Madeline M McGovern, Michael F McTague, Marilyn Heng
Jefferson Digital Commons, January 2020
Persistent misconceptions of frailty and dementia in geriatric patients impact physician-patient communication and leave patients vulnerable to disempowerment. Our study examines the consenting process in an orthogeriatric trauma patient population to determine if there is a relationship between increased age at presentation and utilization of health care proxies (HCPs) for surgical procedure consent.

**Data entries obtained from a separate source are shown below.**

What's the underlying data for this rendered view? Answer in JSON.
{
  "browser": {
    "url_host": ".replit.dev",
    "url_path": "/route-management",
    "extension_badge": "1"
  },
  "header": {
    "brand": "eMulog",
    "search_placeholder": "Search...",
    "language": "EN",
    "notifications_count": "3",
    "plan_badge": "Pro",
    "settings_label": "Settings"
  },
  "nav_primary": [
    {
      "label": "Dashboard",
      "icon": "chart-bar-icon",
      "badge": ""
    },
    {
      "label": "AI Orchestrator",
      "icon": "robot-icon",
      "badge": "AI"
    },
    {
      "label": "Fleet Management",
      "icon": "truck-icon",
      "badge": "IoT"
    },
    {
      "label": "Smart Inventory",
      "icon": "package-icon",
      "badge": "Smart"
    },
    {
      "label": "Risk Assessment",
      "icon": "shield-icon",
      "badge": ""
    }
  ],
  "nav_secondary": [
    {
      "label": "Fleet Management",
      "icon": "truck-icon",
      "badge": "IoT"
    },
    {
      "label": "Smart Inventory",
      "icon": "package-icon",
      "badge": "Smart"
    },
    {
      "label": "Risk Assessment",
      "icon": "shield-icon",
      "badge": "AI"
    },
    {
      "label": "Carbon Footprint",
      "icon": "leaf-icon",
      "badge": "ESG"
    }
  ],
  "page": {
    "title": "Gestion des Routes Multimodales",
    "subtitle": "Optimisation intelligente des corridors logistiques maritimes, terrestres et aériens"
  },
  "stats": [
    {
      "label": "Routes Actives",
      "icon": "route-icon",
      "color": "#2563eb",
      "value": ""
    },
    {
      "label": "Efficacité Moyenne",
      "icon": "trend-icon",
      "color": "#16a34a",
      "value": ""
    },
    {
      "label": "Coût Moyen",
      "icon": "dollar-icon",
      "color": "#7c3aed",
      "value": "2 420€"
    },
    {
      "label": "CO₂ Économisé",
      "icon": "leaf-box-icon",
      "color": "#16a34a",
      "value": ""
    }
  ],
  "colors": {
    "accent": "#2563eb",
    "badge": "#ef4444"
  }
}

We retrospectively reviewed medical records of patients aged 65 and older admitted for an operative fracture between 2013 and 2016. Patients were considered decision-making capable if there was absence of history of cognitive impairment prior to surgical consent and if the patients screened negative in a pre-surgical Confusion Assessment Method (CAM) and Mini-Cog Assessment. Data was analyzed via chi-squared and t-test analysis in SPSS.

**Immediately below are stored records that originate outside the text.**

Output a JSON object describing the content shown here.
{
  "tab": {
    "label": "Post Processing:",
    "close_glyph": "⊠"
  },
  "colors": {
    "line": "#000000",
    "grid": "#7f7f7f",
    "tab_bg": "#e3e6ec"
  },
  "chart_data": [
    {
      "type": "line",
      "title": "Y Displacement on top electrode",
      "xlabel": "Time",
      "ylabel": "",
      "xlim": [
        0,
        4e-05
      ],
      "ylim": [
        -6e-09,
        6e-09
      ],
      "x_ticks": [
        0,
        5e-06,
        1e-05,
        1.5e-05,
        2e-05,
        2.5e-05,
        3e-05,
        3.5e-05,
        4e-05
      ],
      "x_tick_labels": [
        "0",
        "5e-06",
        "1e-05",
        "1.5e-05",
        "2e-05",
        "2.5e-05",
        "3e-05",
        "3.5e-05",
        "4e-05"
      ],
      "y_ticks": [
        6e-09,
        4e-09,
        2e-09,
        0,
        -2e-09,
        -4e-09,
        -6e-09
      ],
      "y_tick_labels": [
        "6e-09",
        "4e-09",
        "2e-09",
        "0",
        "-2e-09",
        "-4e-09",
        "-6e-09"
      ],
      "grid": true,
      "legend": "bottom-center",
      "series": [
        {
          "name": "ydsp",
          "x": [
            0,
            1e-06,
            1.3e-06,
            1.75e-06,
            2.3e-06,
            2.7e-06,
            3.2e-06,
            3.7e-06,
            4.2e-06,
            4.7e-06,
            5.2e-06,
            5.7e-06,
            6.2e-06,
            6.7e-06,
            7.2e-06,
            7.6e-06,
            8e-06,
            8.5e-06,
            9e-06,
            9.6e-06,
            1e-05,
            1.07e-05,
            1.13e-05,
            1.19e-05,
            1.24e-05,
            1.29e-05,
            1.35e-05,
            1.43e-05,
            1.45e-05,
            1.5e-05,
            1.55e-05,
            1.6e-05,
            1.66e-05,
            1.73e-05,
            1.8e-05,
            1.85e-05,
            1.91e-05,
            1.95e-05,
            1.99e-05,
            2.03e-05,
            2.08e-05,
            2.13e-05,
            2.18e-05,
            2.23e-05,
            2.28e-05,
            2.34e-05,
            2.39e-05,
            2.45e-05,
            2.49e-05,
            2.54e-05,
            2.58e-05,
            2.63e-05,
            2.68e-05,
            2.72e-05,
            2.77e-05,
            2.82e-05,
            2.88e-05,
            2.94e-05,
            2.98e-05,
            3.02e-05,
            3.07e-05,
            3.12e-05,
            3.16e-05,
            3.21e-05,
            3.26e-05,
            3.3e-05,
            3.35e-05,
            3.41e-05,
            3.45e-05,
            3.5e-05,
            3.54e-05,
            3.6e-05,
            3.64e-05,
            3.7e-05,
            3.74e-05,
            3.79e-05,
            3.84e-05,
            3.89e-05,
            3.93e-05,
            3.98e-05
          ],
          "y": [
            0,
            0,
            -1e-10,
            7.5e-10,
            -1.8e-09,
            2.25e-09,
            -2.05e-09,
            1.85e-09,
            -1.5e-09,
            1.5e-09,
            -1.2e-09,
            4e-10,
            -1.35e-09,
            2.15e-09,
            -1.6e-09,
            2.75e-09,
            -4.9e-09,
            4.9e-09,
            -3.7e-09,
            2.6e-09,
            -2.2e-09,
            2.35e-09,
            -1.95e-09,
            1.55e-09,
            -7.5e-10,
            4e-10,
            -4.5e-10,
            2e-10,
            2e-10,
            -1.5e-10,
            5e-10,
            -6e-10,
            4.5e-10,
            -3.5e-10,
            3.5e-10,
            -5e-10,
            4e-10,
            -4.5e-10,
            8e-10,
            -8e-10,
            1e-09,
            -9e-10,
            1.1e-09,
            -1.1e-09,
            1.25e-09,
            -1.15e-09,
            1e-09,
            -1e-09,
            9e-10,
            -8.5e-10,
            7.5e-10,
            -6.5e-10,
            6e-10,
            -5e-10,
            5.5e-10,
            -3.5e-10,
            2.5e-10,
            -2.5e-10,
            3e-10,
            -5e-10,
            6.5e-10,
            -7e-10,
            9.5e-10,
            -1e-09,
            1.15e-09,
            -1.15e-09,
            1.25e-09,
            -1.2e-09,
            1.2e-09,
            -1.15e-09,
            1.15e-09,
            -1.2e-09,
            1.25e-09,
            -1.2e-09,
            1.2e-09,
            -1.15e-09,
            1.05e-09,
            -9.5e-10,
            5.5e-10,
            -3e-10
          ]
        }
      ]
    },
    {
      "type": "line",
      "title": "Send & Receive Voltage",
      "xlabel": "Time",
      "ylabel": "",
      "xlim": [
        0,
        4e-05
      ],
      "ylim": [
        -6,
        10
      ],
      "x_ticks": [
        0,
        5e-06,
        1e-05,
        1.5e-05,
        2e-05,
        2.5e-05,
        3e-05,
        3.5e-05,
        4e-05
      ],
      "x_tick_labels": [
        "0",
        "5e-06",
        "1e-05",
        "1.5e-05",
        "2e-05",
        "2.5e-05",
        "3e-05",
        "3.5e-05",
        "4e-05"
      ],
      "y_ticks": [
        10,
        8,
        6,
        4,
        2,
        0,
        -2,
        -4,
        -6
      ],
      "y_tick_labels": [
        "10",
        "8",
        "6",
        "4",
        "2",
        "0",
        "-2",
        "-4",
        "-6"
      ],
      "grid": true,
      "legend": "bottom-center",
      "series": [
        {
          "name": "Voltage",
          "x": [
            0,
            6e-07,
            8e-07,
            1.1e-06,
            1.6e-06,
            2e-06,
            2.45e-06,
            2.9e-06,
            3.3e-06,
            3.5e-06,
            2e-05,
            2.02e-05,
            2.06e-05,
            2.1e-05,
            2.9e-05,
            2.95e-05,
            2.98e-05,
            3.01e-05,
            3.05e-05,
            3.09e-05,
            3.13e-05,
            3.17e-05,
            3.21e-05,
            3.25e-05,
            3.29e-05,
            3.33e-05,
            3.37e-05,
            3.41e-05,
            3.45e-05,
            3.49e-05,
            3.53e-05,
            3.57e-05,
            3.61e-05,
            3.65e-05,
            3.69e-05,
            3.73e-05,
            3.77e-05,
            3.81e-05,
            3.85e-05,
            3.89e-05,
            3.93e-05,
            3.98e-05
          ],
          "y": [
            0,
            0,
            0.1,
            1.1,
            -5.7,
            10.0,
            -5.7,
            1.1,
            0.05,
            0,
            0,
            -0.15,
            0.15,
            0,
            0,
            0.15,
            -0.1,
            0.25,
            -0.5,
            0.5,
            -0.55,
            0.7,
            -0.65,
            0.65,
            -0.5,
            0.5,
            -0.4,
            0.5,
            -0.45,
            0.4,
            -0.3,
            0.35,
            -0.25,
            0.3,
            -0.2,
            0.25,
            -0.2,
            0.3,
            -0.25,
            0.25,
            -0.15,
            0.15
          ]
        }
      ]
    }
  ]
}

510 patients were included, and 276 (54.1%) patients were deemed capable of consent. 27 (9.8%) decision-making capable patients had HCPs consent for surgery. 20 of the 27 (74.1%) were 80 years of age or older and 7 patients between 70 and 79 had HCP consent. (p=0.07). HCP consent was significant for age (p<0.001), income level (p=0.03), and HCP physically present at consult (p<0.001). Additionally, language other than English was found to be a significant predictor of HCP consent (p=0.035).
It is concerning that cognitively intact geriatric orthopaedic trauma patients are not always consented for their own surgical procedures. Factors including age, income, and language contribute to increased risk of HCP consent. Increased physician vigilance and adoption of institutional consenting guidelines can reinforce appropriate respect of geriatric patients’ consenting capacity.